Gertler, ainsi que d'autres individus et sociétés au sujet desquelles Global Witness et PPLAAF ont trouvé des preuves suggérant des efforts concertés pour se soustraire aux  sanctions ont tous nié avec vigueur toute action en ce sens. Il n'y a pas eu, selon eux, de tentative ou de conspiration pour échapper aux sanctions, mais simplement des opérations commerciales légitimes, sans lien avec Gertler ou une volonté de se soustraire aux sanctions. Glencore, Sicomines et ERG nient également avoir commis tout acte répréhensible ou avoir fait des affaires avec Gertler en violation des sanctions américaines.

Le gouvernement de la RDC, les autorités compétentes des autres juridictions concernées et les entreprises multinationales doivent agir maintenant pour garantir que les revenus du secteur minier de la RDC soient gérés de manière responsable. Ces revenus devraient profiter au peuple congolais et contribuer au financement d'infrastructures et de services publics indispensables, au lieu d'être détournés au profit de quelques hommes d'affaires et hommes politiques.

Recommandations

    • Le gouvernement de la RDC doit adopter des mesures conservatoires contre Gertler et ordonner la saisie et le gel de tous les biens lui appartenant.
    • La RDC doit également mettre un terme et rendre publiques toutes les affaires conclues avec Gertler, et commander un audit indépendant de toutes les sociétés minières publiques, y compris la Gécamines.
    • Les autorités américaines doivent enquêter sur tous les individus qui ont aidé ou facilité le contournement des sanctions par Gertler, ainsi que sur ceux qui continuent à faire des affaires avec lui. S'il est avéré que ces individus ont violé le droit américain, elles doivent prendre des mesures à leur encontre lorsque des preuves d'actes répréhensibles sont trouvées.
    • L'UE doit combler les lacunes qui lui ont permis de devenir un refuge pour l'argent sale lié à Dan Gertler en s'assurant que le régime de sanctions « Magnitsky » qu'elle propose inclut la corruption parmi ses critères. Elle doit aussi renforcer la législation sur la propriété des entreprises et la divulgation de la propriété effective.
    • Les sociétés minières internationales doivent cesser toute activité commerciale avec Gertler et tout paiement à son ordre; elles doivent être tenues responsables par les agences gouvernementales compétentes dans le monde entier, pour toute transaction menée avec Gertler.

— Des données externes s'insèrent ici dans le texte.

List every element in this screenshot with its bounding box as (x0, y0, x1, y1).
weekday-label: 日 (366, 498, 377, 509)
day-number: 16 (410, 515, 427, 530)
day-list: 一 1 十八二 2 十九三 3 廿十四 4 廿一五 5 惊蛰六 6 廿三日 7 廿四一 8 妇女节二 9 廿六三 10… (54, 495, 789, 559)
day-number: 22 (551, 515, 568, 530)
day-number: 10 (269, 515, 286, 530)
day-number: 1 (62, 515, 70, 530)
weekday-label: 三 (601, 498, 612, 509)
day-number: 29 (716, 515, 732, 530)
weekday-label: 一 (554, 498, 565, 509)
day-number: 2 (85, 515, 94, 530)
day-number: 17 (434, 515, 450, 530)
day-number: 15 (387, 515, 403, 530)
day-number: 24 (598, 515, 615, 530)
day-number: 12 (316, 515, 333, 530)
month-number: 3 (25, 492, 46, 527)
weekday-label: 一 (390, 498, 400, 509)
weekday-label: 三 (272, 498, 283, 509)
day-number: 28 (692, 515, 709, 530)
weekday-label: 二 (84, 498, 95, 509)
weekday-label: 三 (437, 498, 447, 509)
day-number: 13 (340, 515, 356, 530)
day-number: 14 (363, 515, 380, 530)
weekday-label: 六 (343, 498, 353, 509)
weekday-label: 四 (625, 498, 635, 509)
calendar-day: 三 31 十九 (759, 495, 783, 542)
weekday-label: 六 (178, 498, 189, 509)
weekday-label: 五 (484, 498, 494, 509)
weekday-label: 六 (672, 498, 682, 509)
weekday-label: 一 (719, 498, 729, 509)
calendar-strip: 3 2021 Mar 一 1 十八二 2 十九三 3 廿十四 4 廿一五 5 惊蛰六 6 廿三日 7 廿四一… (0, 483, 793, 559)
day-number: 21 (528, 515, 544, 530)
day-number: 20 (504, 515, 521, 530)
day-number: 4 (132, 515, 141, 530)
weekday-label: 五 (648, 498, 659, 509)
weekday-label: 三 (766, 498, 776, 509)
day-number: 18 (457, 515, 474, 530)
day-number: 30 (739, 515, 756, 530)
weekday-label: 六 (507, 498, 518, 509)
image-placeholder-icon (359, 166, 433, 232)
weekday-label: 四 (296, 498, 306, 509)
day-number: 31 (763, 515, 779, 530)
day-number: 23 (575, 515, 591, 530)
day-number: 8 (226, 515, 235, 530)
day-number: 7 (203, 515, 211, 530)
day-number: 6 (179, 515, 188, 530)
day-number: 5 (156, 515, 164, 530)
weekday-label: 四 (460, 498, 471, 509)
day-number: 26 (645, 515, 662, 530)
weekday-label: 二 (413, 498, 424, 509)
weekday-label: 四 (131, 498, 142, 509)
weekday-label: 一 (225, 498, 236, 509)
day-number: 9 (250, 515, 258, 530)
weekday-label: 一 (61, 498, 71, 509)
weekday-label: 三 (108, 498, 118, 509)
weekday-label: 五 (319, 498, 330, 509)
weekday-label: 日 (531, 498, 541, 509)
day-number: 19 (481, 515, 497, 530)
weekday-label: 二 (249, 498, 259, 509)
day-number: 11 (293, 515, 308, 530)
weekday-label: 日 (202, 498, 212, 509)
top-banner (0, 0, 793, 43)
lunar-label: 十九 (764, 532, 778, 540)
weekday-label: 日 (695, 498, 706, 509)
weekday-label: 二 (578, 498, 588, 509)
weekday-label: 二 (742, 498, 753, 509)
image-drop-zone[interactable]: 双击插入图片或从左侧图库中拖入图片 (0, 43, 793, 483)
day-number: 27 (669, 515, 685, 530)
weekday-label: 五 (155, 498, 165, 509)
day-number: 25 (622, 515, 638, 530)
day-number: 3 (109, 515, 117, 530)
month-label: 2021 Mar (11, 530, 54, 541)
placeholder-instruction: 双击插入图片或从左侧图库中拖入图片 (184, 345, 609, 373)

    Exclusion de responsabilité : la version française est une traduction du document original en anglais. Cette traduction ne peut être utilisée qu’à titre de référence. En cas de divergence entre la version française et la version originale anglaise, la version anglaise fait foi. Global Witness décline toute responsabilité en cas de dommage ou préjudice causé par des erreurs, des imprécisions ou des incompréhensions de traduction.